Housebuilding was the worst-performing sub-sector, and "by far", S&P Global said. There was "resilience" in commercial building, though it remained n downturn territory and has been for three months on-the-trot.
Pantheon Macroeconomics said higher interest rates particularly hit UK construction in November, "now that builders have depleted the backlog of projects that accumulated in 2021 and 2022".
Capital Economics concurred, saying it expects this weakness to continue "as the impact of high interest rates continues to pass through".
Pantheon Macroeconomics also noted housebuilding remained the worst-performing subsector, with the balance remaining "well below" its average since 1997 of 53.5, despite ticking up 39.2 in November from 38.5 in October.
"At the same time, the recent decline in commercial activity appeared to gather pace, with the relevant balance falling to 48.1, from 49.5. Meanwhile, the civil engineering activity balance deteriorated too, falling to a 16-month low of 43.5, from 43.7 in October," said Pantheon Macroeconomics analyst Gabriella Dickens.
Capital Economics analyst Giulia Bellicoso commented: "Given we think that overall transaction volumes will remain weak until late 2024, we forecast another 20% drop in housing starts from 142,000 in 2023 to 107,000 in 2024. That compares to an average of 160,000 in the years leading up to the pandemic.
"Meanwhile the fall in the commercial balance, from 49.5 in October to 48.1 in November, chimes with our view that commercial construction activity is set to slow. Admittedly, the picture painted by the forward-looking indicators is slightly more upbeat, with the new orders balance increasing to 45.2. But despite that slight improvement it is still one of the lowest readings since the onset of the pandemic, suggesting that demand is contracting."
Looking ahead, Pantheon Macroeconomics' Dickens said activity "looks set to remain in the doldrums in the near term", as the new orders balance remained well below the 50.0 mark and business sentiment "still was well below historic norms", despite increasing to 62.2 from 58.9.
"At least the continued easing of supply-side constraints should help construction firms and attenuate cost pressures. Note that the input prices balance fell to 42.6 in November—its lowest level since mid-2009—from 44.5 in October, while the rates charged by sub-contractors rose only modestly. Demand should also firm up next year," said Dickens.

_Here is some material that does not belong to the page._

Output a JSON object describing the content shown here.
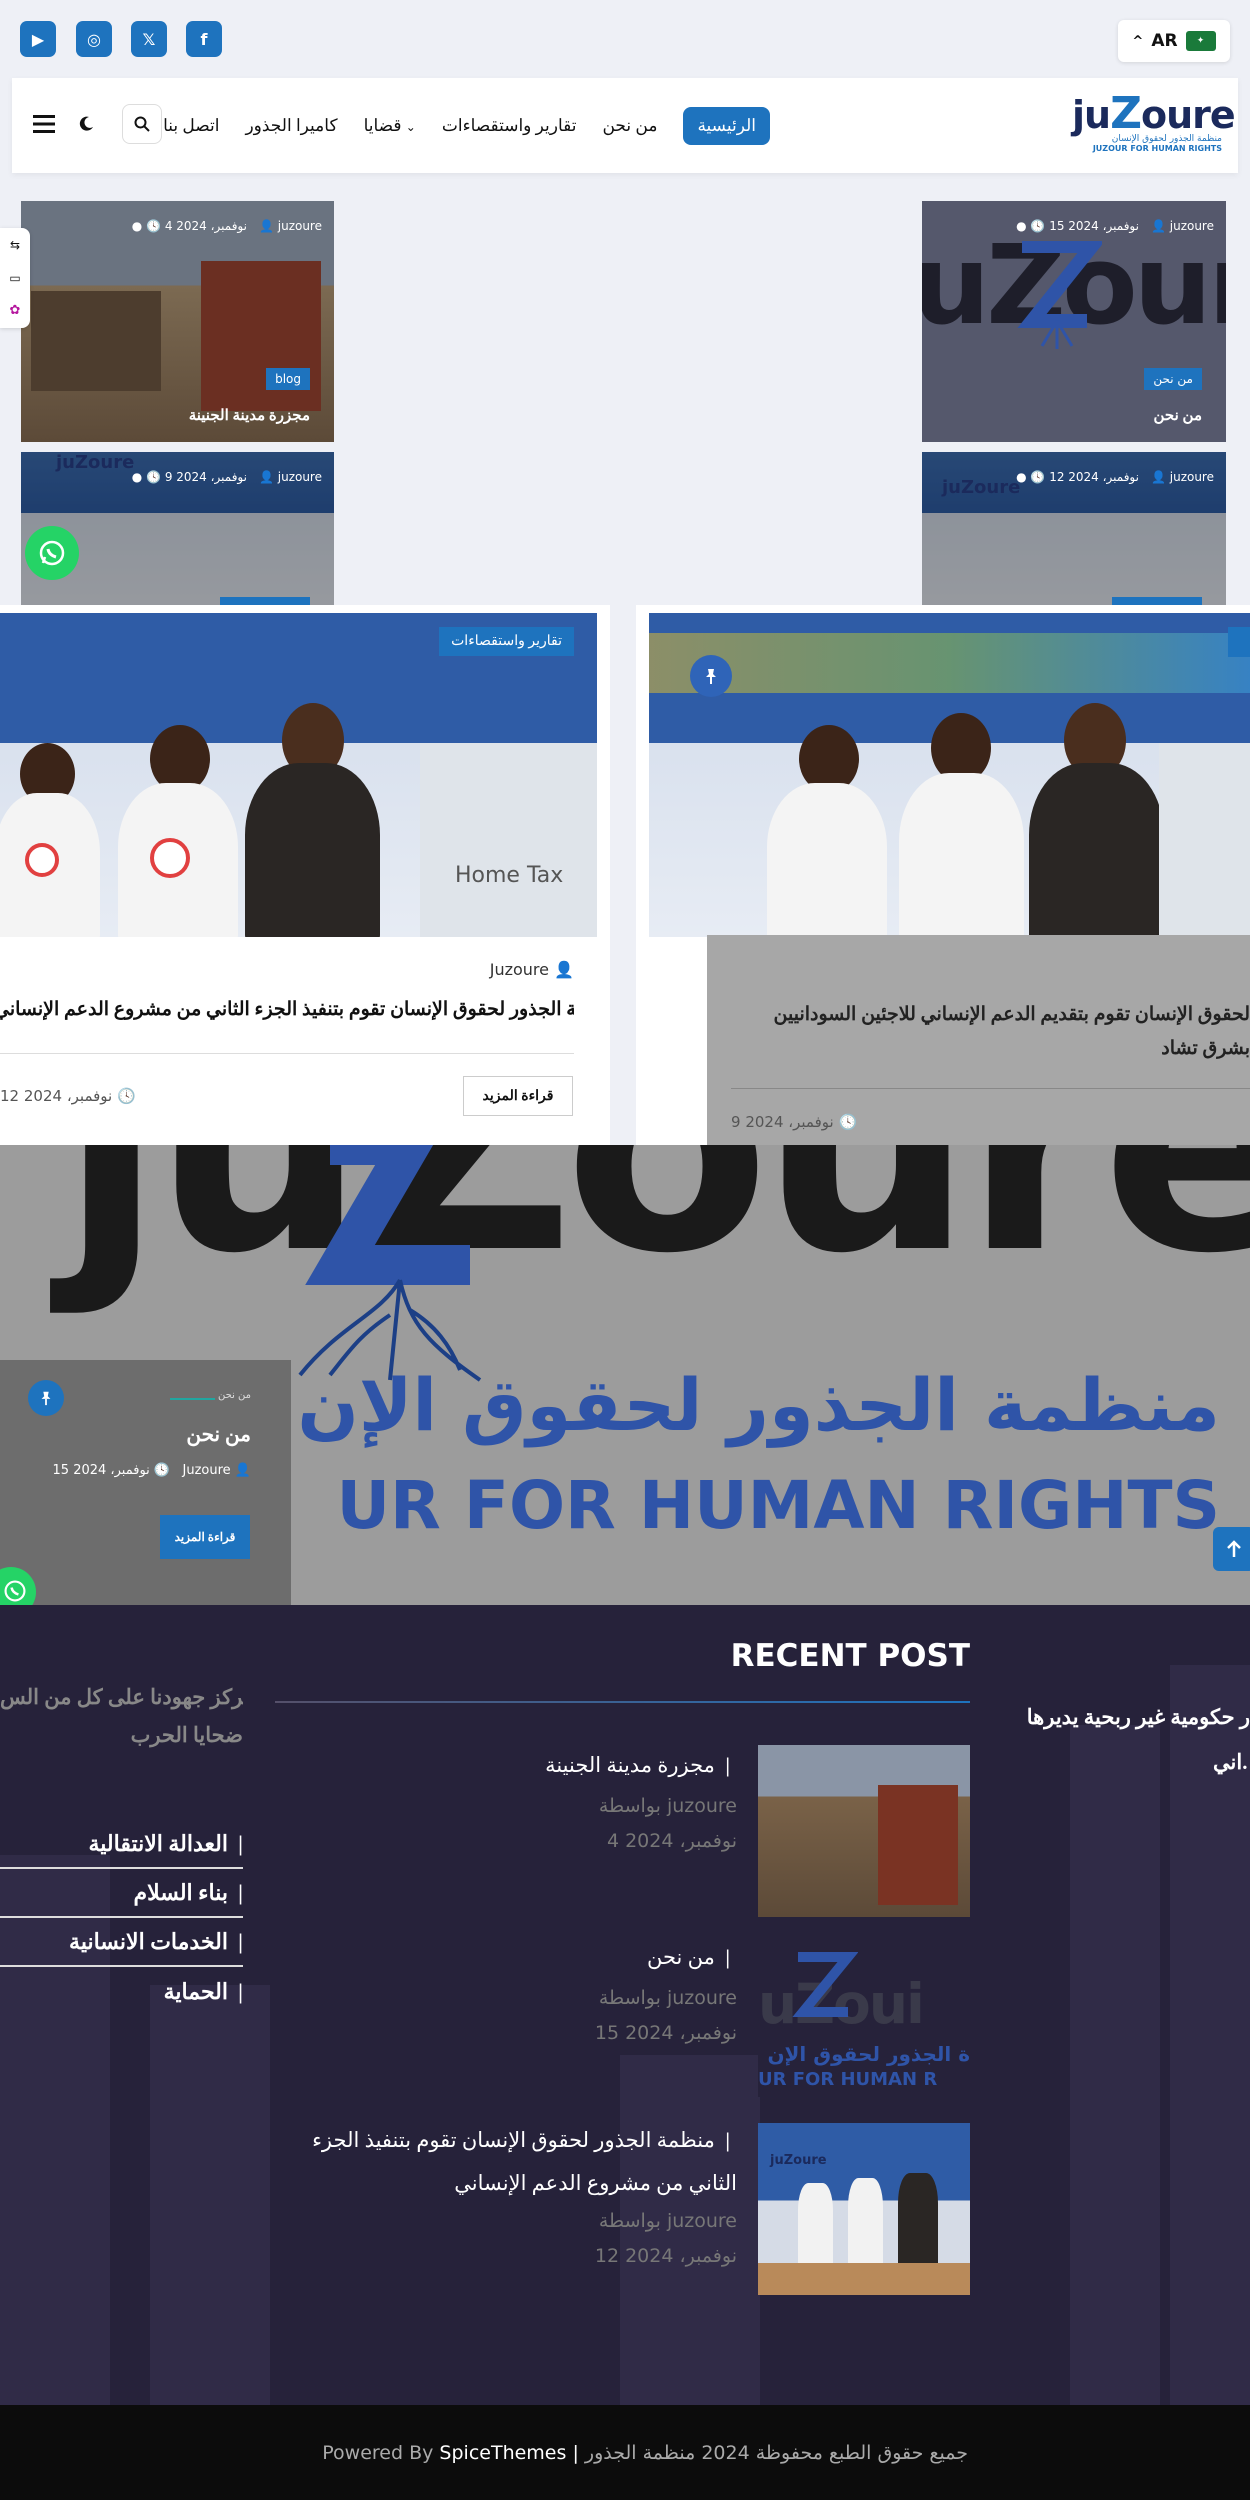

"Granted, the [UK] Chancellor [Jeremy Hunt] set out plans in the Autumn Statement for real public sector gross investment to fall by 0.6% year-over-year in 2024/25. But if [consumer price] inflation falls back to below 3% by [the second quarter], as we expect, the [Bank of England Monetary Policy Committee] will be able to start reducing bank rate; we have pencilled in 75 [basis points] of cuts next year, 25 [basis points] each quarter from [the second quarter]. This drop in borrowing costs should enable construction activity to pick up, with projects that previously were not profitable given the go ahead."
Last month, the BoE maintained interest rates at a 15-year high of 5.25%, a second-consecutive hold following one in September and ending a streak of 14 successive hikes since December 2021. The BoE had rapidly shot up the bank rate from a Covid-19-induced low of 0.10%.
Capital Economics' Bellicoso summarised: "Despite lower prices, we expect construction activity to remain weak in the near term. High financing costs and uncertainty over capital values, alongside the fact that we expect the economy to stay weak throughout 2024, will act to keep new development subdued over the coming months."
The S&P Global/Chartered Institute of Procurement & Supply UK survey features a panel of around 150 construction firms. Responses were collected between November 9 and 29.